Steve Allen of VAT Advisers Ltd considers the important issue of VAT on tenant recharges for commercial landlords.
Introduction
Commercial landlords regularly incur costs on their properties that they recharge to their tenants. Typically, they are seemingly non-VATable costs relating to insurance, rates, and upkeep of the common areas of the property. Whether VAT should be added to the recharges is an age-old problem, and is an issue that HMRC often look at during VAT inspections. The recent Tribunal case of ‘OM Properties Investment Ltd’ (TC00752) again highlighted the difficulties associated with such recharges, so this article is intended to provide some useful guidance on how to decide whether VAT should be applied.
In the Tribunal case concerned, the landlord, OM Properties Investment Ltd (‘OM’), had six commercial rental properties that were opted to tax, and had been treating its recharges of building insurance as exempt. OM had taken out a single buildings insurance policy through its brokers whereby each tenant was individually provided with a certificate of insurance which named OM. The premium was paid by OM and then recovered as a matching sum by direct debit out of the tenant’s bank account. Not unreasonably, OM thought that, as the tenant was named in the policy, it was a block policy under paragraph 2.5 of VAT Leaflet 701/36/02. HMRC disagreed that the recharges were insurance, and as the properties were opted to tax, assessed for output tax on the basis that they were additional taxable rent payments. Unfortunately, the Tribunal held that only OM was the insured, and that it had acted to insure the buildings because it was liable to do so. The tenants had merely covenanted to reimburse OM’s insurance premium. Since the recharges were not exempt insurance, the Tribunal agreed with HMRC that they were subject to VAT as a result of the options to tax.
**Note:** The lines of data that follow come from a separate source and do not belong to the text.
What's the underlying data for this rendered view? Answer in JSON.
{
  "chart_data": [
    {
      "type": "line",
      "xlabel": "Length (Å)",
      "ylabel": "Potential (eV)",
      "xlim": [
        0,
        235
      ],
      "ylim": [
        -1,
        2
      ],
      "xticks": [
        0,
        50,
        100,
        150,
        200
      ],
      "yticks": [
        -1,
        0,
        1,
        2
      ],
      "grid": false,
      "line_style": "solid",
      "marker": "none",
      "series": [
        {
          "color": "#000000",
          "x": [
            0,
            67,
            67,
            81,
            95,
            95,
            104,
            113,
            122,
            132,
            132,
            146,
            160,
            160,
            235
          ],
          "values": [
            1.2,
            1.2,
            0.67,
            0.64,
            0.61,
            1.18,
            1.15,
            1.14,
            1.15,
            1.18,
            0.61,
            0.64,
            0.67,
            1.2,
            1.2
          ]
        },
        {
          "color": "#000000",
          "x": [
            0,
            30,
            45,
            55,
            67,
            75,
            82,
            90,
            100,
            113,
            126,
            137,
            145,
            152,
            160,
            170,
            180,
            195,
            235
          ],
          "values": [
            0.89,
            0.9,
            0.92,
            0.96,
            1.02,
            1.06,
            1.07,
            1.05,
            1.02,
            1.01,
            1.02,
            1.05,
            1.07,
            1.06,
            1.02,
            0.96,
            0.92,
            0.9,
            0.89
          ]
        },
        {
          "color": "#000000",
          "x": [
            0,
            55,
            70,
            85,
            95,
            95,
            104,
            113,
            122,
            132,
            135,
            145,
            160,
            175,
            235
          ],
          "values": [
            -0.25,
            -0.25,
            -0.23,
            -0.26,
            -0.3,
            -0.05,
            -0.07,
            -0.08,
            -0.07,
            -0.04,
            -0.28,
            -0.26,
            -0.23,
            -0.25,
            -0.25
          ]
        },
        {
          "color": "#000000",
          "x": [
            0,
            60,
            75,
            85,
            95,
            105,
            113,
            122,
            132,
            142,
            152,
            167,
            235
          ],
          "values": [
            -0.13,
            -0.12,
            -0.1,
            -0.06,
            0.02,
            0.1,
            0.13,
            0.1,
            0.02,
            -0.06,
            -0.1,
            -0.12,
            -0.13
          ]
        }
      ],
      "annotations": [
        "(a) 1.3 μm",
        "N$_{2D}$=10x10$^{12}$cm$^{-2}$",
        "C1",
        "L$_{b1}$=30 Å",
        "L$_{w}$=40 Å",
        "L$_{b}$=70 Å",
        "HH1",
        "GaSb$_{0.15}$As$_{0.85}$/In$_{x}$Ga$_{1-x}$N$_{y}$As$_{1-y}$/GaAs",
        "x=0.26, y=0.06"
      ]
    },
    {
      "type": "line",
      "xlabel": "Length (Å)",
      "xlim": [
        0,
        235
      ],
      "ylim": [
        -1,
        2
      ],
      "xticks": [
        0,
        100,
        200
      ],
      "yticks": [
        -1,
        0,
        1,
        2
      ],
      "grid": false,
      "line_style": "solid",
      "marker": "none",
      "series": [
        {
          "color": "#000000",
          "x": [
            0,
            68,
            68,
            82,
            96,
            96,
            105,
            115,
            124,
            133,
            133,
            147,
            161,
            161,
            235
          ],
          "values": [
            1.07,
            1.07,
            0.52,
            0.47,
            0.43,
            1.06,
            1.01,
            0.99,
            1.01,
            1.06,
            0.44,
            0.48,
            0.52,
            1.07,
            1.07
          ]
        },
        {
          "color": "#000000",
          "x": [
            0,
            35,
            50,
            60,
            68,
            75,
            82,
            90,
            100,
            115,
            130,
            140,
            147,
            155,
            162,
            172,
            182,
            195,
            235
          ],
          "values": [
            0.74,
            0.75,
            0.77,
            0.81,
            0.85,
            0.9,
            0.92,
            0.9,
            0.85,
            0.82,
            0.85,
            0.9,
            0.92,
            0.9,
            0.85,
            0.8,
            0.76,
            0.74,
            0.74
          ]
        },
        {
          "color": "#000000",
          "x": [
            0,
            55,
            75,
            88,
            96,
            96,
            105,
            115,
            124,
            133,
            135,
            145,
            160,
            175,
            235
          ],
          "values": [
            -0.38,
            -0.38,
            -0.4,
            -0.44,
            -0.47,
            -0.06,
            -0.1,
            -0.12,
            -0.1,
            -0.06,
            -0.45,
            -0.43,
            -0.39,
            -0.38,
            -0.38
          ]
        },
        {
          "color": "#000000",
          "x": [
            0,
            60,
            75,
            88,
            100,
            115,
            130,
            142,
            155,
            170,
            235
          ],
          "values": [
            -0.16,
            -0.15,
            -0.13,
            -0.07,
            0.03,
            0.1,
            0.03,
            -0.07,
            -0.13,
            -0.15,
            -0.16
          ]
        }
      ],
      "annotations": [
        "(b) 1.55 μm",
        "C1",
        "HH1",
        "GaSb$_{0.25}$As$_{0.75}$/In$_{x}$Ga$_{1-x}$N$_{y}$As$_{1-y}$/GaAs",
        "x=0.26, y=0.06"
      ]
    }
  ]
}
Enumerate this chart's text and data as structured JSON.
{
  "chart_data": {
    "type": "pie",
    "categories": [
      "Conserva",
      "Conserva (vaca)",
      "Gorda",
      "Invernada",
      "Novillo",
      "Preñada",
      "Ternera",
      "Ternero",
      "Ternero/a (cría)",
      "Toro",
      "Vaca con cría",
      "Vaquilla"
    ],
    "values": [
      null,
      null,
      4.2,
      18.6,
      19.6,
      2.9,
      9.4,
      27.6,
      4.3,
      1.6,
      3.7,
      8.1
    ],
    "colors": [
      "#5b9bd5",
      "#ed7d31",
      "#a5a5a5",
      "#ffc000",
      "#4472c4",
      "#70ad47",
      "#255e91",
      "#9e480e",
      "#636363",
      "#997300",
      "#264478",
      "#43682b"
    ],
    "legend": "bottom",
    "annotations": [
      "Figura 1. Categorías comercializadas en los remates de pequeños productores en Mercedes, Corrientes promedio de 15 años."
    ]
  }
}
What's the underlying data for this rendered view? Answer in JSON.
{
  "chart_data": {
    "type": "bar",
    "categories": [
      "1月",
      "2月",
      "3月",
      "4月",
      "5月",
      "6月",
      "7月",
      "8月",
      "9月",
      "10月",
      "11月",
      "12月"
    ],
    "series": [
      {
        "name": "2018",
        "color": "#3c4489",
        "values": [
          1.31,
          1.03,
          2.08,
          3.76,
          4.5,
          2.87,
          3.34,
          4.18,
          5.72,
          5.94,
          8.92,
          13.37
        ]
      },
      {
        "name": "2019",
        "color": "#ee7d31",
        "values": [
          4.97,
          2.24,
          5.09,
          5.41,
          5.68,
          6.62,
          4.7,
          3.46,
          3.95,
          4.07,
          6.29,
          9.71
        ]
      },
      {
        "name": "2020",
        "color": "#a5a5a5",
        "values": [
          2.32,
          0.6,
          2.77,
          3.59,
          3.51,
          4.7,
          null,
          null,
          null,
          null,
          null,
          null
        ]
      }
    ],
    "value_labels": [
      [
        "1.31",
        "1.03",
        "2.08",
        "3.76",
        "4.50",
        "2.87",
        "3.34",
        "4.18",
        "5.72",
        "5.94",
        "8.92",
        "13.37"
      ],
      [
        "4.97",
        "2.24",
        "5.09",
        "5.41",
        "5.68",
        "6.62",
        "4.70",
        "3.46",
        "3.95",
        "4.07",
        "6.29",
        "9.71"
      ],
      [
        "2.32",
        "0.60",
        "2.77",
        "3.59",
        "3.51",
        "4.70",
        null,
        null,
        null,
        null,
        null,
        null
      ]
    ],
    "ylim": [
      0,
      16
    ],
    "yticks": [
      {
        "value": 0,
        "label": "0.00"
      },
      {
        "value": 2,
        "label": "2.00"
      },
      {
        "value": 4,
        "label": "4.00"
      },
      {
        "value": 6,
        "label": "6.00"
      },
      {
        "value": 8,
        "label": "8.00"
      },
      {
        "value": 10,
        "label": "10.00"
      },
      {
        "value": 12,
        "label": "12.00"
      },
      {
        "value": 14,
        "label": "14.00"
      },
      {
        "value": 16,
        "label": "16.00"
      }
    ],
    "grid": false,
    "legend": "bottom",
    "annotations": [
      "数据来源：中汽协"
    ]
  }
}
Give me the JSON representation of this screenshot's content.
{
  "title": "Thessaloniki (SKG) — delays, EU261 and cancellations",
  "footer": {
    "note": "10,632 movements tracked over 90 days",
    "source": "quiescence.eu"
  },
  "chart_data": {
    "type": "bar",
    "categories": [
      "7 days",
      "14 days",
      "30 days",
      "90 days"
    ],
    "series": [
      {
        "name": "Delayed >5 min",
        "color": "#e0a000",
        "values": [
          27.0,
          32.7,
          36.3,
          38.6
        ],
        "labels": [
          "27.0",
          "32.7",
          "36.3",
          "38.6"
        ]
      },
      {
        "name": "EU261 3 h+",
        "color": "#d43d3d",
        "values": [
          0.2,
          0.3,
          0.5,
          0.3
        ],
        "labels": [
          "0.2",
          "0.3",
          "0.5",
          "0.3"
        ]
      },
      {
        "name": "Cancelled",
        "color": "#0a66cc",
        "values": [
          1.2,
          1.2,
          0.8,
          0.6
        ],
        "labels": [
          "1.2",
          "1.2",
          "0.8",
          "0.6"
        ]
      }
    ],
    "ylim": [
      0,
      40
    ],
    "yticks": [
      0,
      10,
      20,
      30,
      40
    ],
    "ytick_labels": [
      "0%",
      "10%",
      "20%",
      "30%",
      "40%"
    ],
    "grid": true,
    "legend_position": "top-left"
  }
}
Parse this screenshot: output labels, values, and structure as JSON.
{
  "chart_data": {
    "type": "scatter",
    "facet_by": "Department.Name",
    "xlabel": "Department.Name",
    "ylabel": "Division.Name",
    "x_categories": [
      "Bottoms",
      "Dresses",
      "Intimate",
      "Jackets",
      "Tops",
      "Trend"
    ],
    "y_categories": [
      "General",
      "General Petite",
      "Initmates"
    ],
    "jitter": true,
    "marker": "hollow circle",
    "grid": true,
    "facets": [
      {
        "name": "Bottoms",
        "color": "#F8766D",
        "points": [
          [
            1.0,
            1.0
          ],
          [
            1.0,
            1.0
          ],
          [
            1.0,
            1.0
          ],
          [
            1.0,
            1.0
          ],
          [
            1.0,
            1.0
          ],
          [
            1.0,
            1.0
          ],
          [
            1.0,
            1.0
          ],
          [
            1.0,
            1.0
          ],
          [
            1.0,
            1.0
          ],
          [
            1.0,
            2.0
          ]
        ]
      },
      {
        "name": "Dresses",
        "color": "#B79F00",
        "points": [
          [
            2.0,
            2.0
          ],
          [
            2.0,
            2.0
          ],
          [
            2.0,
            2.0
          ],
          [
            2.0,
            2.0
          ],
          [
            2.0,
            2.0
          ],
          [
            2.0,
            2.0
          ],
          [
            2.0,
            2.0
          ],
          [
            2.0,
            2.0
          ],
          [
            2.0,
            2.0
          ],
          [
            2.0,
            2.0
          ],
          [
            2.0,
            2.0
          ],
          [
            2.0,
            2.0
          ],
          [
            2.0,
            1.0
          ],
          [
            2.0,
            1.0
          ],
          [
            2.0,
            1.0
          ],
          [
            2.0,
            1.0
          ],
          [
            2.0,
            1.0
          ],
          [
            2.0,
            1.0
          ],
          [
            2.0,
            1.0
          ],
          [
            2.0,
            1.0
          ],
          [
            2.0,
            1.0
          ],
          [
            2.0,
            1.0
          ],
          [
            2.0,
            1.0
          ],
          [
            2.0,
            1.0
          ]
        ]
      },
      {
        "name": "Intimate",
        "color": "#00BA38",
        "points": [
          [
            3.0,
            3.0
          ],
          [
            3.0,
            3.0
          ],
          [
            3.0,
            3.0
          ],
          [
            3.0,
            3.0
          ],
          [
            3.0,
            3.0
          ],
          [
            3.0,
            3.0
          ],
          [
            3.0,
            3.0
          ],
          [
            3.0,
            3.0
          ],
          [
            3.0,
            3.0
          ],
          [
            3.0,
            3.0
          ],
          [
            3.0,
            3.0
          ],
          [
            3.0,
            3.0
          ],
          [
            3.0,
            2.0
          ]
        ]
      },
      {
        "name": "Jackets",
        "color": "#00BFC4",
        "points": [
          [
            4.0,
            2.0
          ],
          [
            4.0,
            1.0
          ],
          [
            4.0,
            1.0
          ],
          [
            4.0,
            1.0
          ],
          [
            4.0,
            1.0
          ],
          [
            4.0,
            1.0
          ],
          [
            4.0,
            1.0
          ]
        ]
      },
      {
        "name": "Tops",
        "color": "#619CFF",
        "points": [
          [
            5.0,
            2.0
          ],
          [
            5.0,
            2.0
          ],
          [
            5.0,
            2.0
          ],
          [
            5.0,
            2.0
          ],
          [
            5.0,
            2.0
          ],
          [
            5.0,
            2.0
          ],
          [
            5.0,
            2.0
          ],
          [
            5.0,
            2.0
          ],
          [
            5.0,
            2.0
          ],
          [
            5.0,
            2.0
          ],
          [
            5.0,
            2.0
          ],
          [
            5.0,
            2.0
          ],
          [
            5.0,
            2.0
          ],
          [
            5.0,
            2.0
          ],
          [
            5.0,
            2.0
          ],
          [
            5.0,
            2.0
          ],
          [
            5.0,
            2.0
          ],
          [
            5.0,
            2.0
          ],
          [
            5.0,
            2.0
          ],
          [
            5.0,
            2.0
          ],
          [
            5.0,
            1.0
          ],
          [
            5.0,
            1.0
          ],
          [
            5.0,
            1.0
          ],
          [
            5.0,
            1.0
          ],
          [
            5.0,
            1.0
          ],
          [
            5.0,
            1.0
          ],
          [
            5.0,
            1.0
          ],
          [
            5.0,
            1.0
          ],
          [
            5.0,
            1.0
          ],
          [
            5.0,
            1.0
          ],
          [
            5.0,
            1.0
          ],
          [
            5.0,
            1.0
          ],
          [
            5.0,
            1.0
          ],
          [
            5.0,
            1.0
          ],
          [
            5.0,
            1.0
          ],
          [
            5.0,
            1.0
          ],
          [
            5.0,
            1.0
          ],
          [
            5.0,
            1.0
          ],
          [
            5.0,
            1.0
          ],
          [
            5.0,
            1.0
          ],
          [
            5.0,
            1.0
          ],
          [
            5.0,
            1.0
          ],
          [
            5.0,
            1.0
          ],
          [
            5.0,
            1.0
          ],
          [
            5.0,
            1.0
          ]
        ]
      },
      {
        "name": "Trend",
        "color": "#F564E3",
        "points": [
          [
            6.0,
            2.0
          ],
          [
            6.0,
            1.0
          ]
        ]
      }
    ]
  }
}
Given the clear difficulties associated with these costs, what practical steps can landlords take to decide whether the recharge is subject to VAT? In short, there are two steps that can be taken as follows:
Step One - Who does the Cost actually Belong To?
The first thing to check is whether the cost is even the landlord’s to begin with. In the case of buildings insurance, is the landlord the insured party on the relevant policy, or is it the tenant? For business rates, does the landlord’s name appear on the local authority demand, or is the tenant actually the rateable person? Similarly, with a recharge for the upkeep of common areas, does the lease stipulate that the landlord is responsible for such costs (and is able to recover them via a service charge)?
Where the answer to the question is “the landlord”, the cost does actually belong to the landlord. As such, its recharge to the tenant is an additional supply to the rent, and, depending on the outcome of Step Two below, might be subject to VAT.
Clearly, if the answer to the first question is “the tenant”, then the cost is proper to the tenant, and the landlord is simply looking to be reimbursed for funding the tenant’s own costs. In these circumstances, the recharge can be treated as a ‘disbursement’, which means it is not subject to VAT, regardless of the outcome of Step Two (in other words, Step Two can be ignored).
Step Two – Has the Property been Opted to Tax?
Having established that the cost belongs to the landlord, a check should now be made on whether the property has been Opted to Tax. This should be a simple question to answer, because if it has been Opted to Tax, VAT will have been charged (or else should have been charged!) on the rents.
It should be noted that in these circumstances, regardless of the Option to Tax position, the recharge of insurance, rates, or upkeep costs is actually an additional supply of rent. It cannot be treated as an onward supply of insurance or rates, because the landlord is not itself an insurer or local authority.
As the recharge is effectively rent in another name, it follows that where an Option to Tax has been taken to add VAT to the main rents, any recharge of insurance, rates, or upkeep would also be subject to VAT. Conversely, where there is no Option to Tax, the recharge is then free of VAT (i.e., it is exempt).
Summary
Remember, the primary fact for landlords to establish when considering if VAT should be added to a recharge is whether the cost is actually theirs. Specifically, they should ask themselves “Am I the insured person, the rateable person, or upkeeper of the common areas of the property?” If the answer is “yes”, VAT will be chargeable where an Option to Tax exists (otherwise exempt). If the answer is “no”, the cost will be proper to the tenant, and can be treated as a VAT-free disbursement.